Anche l’Arabia Saudita, pure su posizioni un po’ diverse rispetto al Qatar, ha espresso la sua soddisfazione. La vittoria di Erdogan rafforza anche le milizie di Misurata, da sempre sostenute da Ankara. La città commerciale ha secolari rapporti privilegiati con la Turchia e diventa ancora di più strategica per il futuro della Libia. Chi non festeggia è invece il presidente egiziano Abdel Fatah Al-Sisi, principale avversario dei Fratelli Musulmani, e sostenitore del generale libico Khalifa Haftar, in guerra con Misurata per il controllo dei porti petroliferi e degli oleodotti nel deserto libico.
La partita in Siria
Il linguaggio usato per annunciare la vittoria, «abbiamo combattuto e vinto contro tutte le difficoltà, siamo stati attaccati da nazioni animate da uno spirito da crociati, ma non ci siamo fatti intimorire», è piaciuto molto anche ai gruppi più oltranzisti fra i ribelli siriani. Erdogan ha poi ribadito il suo interesse nella partita siriana e detto che l’operazione Scudo dell’Eufrate, nel Nord del Paese «non è l’ultima, ma la prima», segno che la zona di influenza turca potrebbe allargarsi ancora. La vittoria di Erdogan è invece una brutta notizia per il raiss siriano Bashar al-Assad, che sperava in un suo indebolimento.

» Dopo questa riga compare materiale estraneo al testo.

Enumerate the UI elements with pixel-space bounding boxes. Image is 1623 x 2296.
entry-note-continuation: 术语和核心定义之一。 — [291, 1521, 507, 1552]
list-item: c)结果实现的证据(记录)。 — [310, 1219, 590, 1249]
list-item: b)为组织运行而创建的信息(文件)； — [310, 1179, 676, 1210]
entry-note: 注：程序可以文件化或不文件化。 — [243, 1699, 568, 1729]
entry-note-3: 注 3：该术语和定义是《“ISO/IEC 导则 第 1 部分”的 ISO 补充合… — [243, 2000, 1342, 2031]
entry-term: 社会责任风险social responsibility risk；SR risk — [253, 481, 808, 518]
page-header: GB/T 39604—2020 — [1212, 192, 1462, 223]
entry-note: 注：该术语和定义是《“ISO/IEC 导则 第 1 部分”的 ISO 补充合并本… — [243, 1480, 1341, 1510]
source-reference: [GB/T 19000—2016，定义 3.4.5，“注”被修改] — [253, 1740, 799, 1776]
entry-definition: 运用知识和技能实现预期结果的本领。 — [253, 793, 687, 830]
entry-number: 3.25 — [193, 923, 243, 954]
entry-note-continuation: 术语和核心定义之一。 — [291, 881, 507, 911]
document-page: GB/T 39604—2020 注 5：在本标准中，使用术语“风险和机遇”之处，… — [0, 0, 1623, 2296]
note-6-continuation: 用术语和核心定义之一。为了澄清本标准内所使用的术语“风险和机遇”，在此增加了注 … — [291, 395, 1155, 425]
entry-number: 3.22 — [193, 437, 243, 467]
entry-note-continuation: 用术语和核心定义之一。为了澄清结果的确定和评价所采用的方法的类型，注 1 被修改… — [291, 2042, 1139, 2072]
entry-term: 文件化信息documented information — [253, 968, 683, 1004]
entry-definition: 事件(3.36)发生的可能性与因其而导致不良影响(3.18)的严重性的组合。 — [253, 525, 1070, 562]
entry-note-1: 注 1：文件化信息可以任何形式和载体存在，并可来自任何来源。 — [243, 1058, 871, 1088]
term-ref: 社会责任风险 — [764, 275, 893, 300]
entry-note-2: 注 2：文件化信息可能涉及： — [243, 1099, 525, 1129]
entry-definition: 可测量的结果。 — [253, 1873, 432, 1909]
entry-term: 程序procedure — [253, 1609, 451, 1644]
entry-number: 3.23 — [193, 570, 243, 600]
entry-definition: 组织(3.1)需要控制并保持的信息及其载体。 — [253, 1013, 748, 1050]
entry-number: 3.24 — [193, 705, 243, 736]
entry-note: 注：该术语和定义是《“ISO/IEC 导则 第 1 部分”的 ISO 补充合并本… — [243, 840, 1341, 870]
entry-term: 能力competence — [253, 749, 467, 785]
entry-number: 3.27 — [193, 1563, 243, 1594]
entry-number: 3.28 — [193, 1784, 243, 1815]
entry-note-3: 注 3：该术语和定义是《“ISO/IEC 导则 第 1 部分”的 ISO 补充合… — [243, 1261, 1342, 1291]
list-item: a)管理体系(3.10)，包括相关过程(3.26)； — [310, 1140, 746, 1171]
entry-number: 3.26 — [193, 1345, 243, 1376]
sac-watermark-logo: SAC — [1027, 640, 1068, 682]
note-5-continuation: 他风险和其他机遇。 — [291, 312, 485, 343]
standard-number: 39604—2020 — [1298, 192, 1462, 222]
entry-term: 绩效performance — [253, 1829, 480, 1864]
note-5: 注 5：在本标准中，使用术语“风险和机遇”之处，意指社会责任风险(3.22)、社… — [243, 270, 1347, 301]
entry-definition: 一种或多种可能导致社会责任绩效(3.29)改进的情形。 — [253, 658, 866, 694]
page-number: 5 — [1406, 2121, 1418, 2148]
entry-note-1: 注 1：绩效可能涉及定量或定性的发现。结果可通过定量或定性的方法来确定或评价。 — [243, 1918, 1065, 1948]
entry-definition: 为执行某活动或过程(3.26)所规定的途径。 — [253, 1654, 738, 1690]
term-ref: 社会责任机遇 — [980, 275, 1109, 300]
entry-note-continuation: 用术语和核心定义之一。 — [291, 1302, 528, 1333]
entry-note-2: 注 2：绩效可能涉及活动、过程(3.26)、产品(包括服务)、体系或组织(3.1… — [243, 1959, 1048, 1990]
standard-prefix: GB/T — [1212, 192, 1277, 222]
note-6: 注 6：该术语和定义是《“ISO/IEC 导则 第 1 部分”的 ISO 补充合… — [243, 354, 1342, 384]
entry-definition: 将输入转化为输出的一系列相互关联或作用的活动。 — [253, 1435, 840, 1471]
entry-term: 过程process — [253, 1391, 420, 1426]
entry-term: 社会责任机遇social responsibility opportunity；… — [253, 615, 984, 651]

Tutti i gruppi ribelli appoggiati dalla Turchia, a partire da Ahrar al-Sham, hanno festeggiato. Più imbarazzante il sostegno di Hayat al-Tahrir al-Sham, emanazione di Al-Qaeda. Un comunicato saluta la vittoria di Erdogan che porta la Turchia «più vicina al mondo islamico sunnita». E il grande rivale sciita, nonché maggiore sostenitore di Assad, l’Iran? Per ora mantiene una posizione ambigua: da una parte vede con preoccupazione il rafforzarsi del fronte oltranzista sunnita, dall’altra la possibile nascita di una «Repubblica islamica turca» va nella direzione degli ayatollah, che vedono nella religione l’unico fondamento sicuro anche per gli Stati moderni. Il sunnismo della Turchia, molto influenzato dai pensatori sufi, non è quello dell’Arabia Saudita. A parte la Siria, c’è spazio per andare d’accordo.